En la política española, un Congreso de mayoría progresista tiene en frente a un Senado colonizado por la derecha. Es la dialéctica infernal de dos cámaras partidistas, incapaces de cumplir su misión representativa.     

A Nebrija se le unen Menéndez Pelayo y Giner de los Ríos, con la Institución Libre de Enseñanza a cuestas. España no es un mito, pero el flanco conservador de la política española exige a sus legiones que rescaten el pasado, algo que también se les da muy bien a los soberanistas periféricos. PP, Junts y ERC, además de cuentas pendientes, tienen sinergias. Los mitos son inventos lejanos que se crecen en las transiciones. 

La proximidad de los comicios nos sitúa ante las elegías de poca monta y tierra chica. Aragonès, su jefazo Junqueras, o el mismo Puigdemont nos hablan del desastre que le espera a la nación si no se consigue la independencia, sin aceptar que son ellos mismos quienes la empobrecen.

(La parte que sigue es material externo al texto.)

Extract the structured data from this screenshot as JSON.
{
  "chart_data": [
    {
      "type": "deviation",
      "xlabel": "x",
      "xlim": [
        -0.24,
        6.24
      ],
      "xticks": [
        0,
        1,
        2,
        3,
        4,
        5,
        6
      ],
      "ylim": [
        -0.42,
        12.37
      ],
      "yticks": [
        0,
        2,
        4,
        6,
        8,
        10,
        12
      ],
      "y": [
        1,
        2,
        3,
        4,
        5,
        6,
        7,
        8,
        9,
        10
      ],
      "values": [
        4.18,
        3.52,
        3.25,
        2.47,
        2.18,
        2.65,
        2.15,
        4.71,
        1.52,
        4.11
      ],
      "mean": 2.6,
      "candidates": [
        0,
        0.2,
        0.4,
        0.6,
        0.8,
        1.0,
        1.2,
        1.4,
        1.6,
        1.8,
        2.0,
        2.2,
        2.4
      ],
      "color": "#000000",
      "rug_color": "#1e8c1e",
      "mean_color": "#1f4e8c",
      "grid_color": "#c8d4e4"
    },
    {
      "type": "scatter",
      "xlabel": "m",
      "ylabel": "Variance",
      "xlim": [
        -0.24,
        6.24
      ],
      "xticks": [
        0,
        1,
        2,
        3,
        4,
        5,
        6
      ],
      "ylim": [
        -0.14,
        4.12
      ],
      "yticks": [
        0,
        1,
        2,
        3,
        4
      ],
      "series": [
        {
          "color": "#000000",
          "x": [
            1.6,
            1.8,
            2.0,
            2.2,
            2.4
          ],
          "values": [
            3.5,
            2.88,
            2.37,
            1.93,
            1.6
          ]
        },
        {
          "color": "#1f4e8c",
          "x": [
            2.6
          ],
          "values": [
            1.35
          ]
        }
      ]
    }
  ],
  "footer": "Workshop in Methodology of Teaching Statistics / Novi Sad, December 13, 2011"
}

Frente a la falsa extremaunción que denunció aquel conde Morstin, siempre vestido de oficial del cuerpo de dragones austríaco, tenemos el deber moral de encontrar valores egregios, normalizados por los avances de la ciencia, la economía y el arte.

El misterio de los pueblos es como un haz de luz que nos permite ver el firmamento y cuyo radio crece a medida que se amplía el poder de nuestros telescopios. Gracias a la ciencia, vemos más, pero, como ocurre con la nación, también crece el universo de oscuridad que nos rodea.